The 0.016 °C/W thermal resistance of the 345-1173-ND heat sink proposed for use in achieving the advertised drain current of the IRL3713 is characterized under forced convection conditions, with a 100 cubic foot per minute volume flow rate of air–more than two decimal places more flow than is expected to be generated. Ordinarily, a flow rate less than the manufacturer’s spec would result in a higher effective thermal resistance than published, in this case however, the gas being produced is extremely cold and will be about four times more dense than air at room temperature or thereabouts–and thus would be expected to be more effective at extracting heat from the surface of the heat sink through convection. Moreover, there’s the prospect of nitrogen in liquid form contacting the surface of the heat sink, which is 200 times denser still, and likely a comparable degree more effective at carrying heat away from a surface.

This leads into an interesting question and area of study; would it be primarily liquid or gaseous nitrogen in contact with the heat sink surface in this scenario, and (more to the point) what would the thermal resistance of this heatsink actually be in a vat of liquid nitrogen? It’s not a trivial thing to predict at all; boiling is actually a rather complex phenomenon, with heat transfer rates commonly being a non-monotonic (and forget about linear…) function of surface temperatures. Under such conditions, the apparent steady-state thermal resistance of a heat sink in a liquid nitrogen bath might be observed to vary depending on one’s order of operations, i.e. whether or not the heat sink was allowed to cool below some critical temperature prior to the application of thermal input power to the system.

Properties of nitrogen, courtesy of Airliquide:

  • Liquid density: 806 kg/m3
  • Boiling point @ 1 atm: -196°C
  • Heat of vaporization: 199 kJ/kg
  • Gas density at boiling point: 4.61 kg/m3

image
Figure 14. Estimation of evaporation rate for cooling a 333 watt load in a liquid nitrogen bath.

Notes:
(1) If sight of a footnote reference causes you to immediately cease reading the main text and seek out the secrets that a footnote holds, congratulations–you’re well on your way to guarding against an attacking datasheet.

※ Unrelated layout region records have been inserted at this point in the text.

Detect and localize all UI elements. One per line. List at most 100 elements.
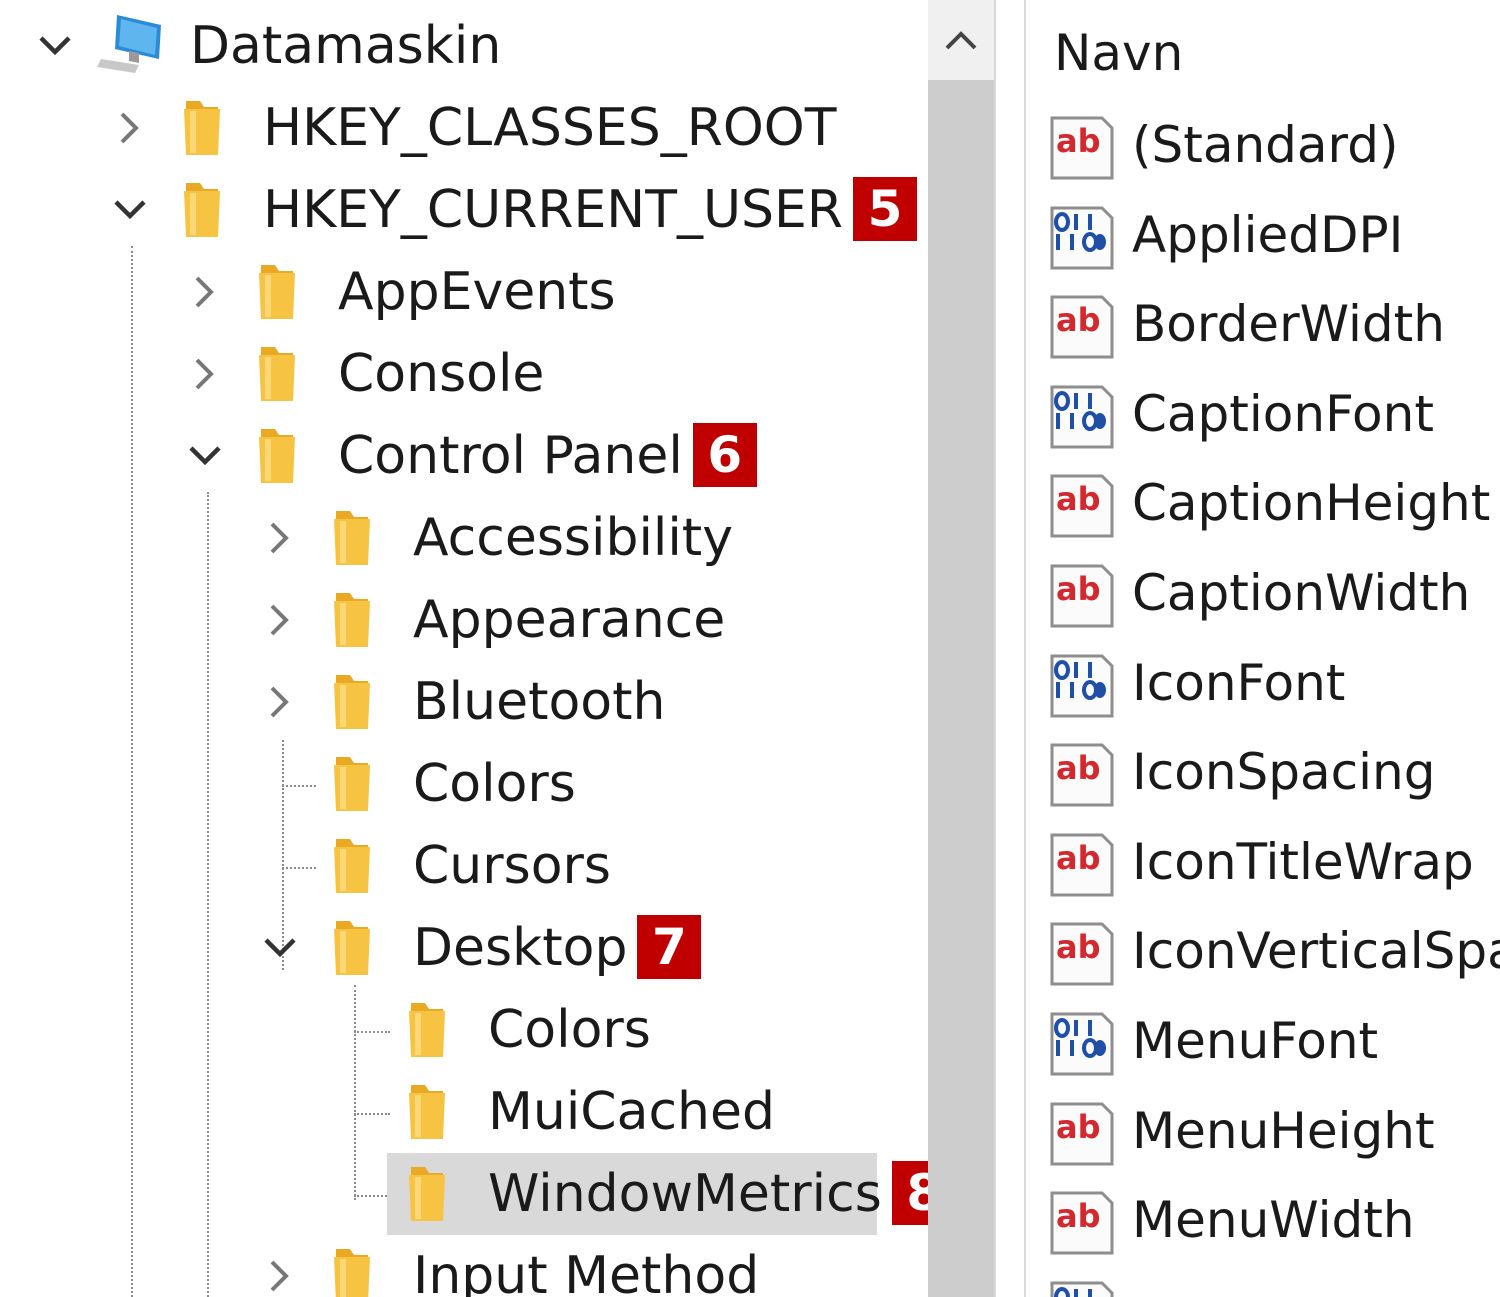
scroll-up-button[interactable] (928, 0, 994, 80)
tree-node[interactable]: HKEY_CLASSES_ROOT (0, 87, 928, 169)
folder-icon (334, 1249, 370, 1297)
tree-node[interactable]: Console (0, 333, 928, 415)
tree-node[interactable]: Colors (0, 989, 928, 1071)
registry-value-name: IconFont (1132, 653, 1346, 712)
string-value-icon: ab (1050, 474, 1114, 538)
folder-icon (184, 183, 220, 237)
tree-node[interactable]: HKEY_CURRENT_USER 5 (0, 169, 928, 251)
tree-node[interactable]: Cursors (0, 825, 928, 907)
chevron-right-icon[interactable] (262, 604, 298, 636)
svg-text:ab: ab (1056, 301, 1101, 339)
tree-node-label: Appearance (413, 590, 726, 650)
registry-value-row[interactable]: IconFont (1048, 640, 1500, 730)
tree-node-label: WindowMetrics (488, 1164, 882, 1224)
svg-text:ab: ab (1056, 1197, 1101, 1235)
folder-icon (184, 101, 220, 155)
string-value-icon: ab (1050, 295, 1114, 359)
chevron-up-icon (945, 31, 977, 50)
chevron-right-icon[interactable] (187, 276, 223, 308)
values-list[interactable]: Navn ab (Standard) AppliedDPI ab BorderWidth… (1026, 0, 1500, 1297)
chevron-down-icon[interactable] (262, 932, 298, 964)
binary-value-icon (1050, 1281, 1114, 1297)
folder-icon (334, 839, 370, 893)
chevron-down-icon[interactable] (112, 194, 148, 226)
tree-node[interactable]: Input Method (0, 1235, 928, 1297)
registry-value-row[interactable]: ab IconVerticalSpacing (1048, 908, 1500, 998)
chevron-right-icon[interactable] (262, 1260, 298, 1292)
registry-value-name: IconTitleWrap (1132, 832, 1474, 891)
string-value-icon: ab (1050, 922, 1114, 986)
registry-value-name: CaptionFont (1132, 384, 1434, 443)
chevron-down-icon[interactable] (187, 440, 223, 472)
step-badge: 5 (853, 177, 918, 241)
registry-value-row[interactable]: AppliedDPI (1048, 192, 1500, 282)
tree-node-label: HKEY_CLASSES_ROOT (263, 98, 837, 158)
registry-value-name: BorderWidth (1132, 295, 1445, 354)
folder-icon (409, 1085, 445, 1139)
tree-node-label: Console (338, 344, 545, 404)
registry-value-row[interactable]: MenuFont (1048, 998, 1500, 1088)
binary-value-icon (1050, 206, 1114, 270)
registry-tree[interactable]: Datamaskin HKEY_CLASSES_ROOT HKEY_CURRENT_… (0, 0, 928, 1297)
tree-node-label: Datamaskin (190, 16, 502, 76)
registry-value-row[interactable]: ab IconTitleWrap (1048, 819, 1500, 909)
tree-node[interactable]: WindowMetrics 8 (0, 1153, 928, 1235)
registry-value-row[interactable]: ab IconSpacing (1048, 729, 1500, 819)
tree-node[interactable]: Datamaskin (0, 5, 928, 87)
registry-value-row[interactable]: CaptionFont (1048, 371, 1500, 461)
folder-icon (334, 675, 370, 729)
svg-text:ab: ab (1056, 928, 1101, 966)
tree-node[interactable]: Desktop 7 (0, 907, 928, 989)
registry-value-name: IconVerticalSpacing (1132, 922, 1500, 981)
folder-icon (259, 429, 295, 483)
string-value-icon: ab (1050, 1102, 1114, 1166)
registry-value-row[interactable]: ab CaptionWidth (1048, 550, 1500, 640)
registry-value-row[interactable]: ab MenuHeight (1048, 1088, 1500, 1178)
string-value-icon: ab (1050, 743, 1114, 807)
svg-text:ab: ab (1056, 749, 1101, 787)
tree-node[interactable]: Control Panel 6 (0, 415, 928, 497)
folder-icon (334, 511, 370, 565)
tree-node-label: Colors (488, 1000, 651, 1060)
svg-text:ab: ab (1056, 570, 1101, 608)
tree-node[interactable]: Bluetooth (0, 661, 928, 743)
scroll-thumb[interactable] (928, 80, 994, 1297)
tree-node-label: Cursors (413, 836, 612, 896)
chevron-right-icon[interactable] (262, 522, 298, 554)
chevron-right-icon[interactable] (262, 686, 298, 718)
binary-value-icon (1050, 1012, 1114, 1076)
svg-text:ab: ab (1056, 1108, 1101, 1146)
string-value-icon: ab (1050, 564, 1114, 628)
registry-value-name: (Standard) (1132, 116, 1399, 174)
svg-text:ab: ab (1056, 122, 1101, 160)
registry-value-row[interactable]: ab CaptionHeight (1048, 460, 1500, 550)
chevron-right-icon[interactable] (112, 112, 148, 144)
pane-splitter[interactable] (994, 0, 1026, 1297)
tree-vertical-scrollbar[interactable] (928, 0, 994, 1297)
registry-value-name: IconSpacing (1132, 743, 1436, 802)
registry-value-row[interactable]: ab BorderWidth (1048, 281, 1500, 371)
step-badge: 6 (692, 423, 757, 487)
tree-node[interactable]: Accessibility (0, 497, 928, 579)
registry-value-row[interactable] (1048, 1267, 1500, 1297)
registry-value-name: MenuFont (1132, 1012, 1379, 1070)
folder-icon (259, 265, 295, 319)
folder-icon (409, 1167, 445, 1221)
string-value-icon: ab (1050, 833, 1114, 897)
column-header-name[interactable]: Navn (1054, 22, 1183, 84)
tree-node[interactable]: MuiCached (0, 1071, 928, 1153)
tree-node[interactable]: AppEvents (0, 251, 928, 333)
tree-node[interactable]: Colors (0, 743, 928, 825)
chevron-right-icon[interactable] (187, 358, 223, 390)
tree-node-label: Desktop (413, 918, 628, 978)
folder-icon (334, 593, 370, 647)
registry-value-row[interactable]: ab (Standard) (1048, 102, 1500, 192)
folder-icon (334, 757, 370, 811)
chevron-down-icon[interactable] (37, 30, 73, 62)
folder-icon (409, 1003, 445, 1057)
registry-value-name: MenuHeight (1132, 1101, 1435, 1160)
tree-node-label: Accessibility (413, 508, 733, 568)
registry-value-name: MenuWidth (1132, 1191, 1415, 1250)
registry-value-row[interactable]: ab MenuWidth (1048, 1177, 1500, 1267)
tree-node[interactable]: Appearance (0, 579, 928, 661)
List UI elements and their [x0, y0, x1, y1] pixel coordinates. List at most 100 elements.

(2) Casual observation indicates that references to cocktail napkins in such context appear to have declined over time, in a manner roughly proportional to the deprecation of the three martini lunch. Availability of similar materials (most notably the reverse sides of envelopes) is also threatened by the invasion of electronic species. Experts disagree as to if and when alternatives will be found.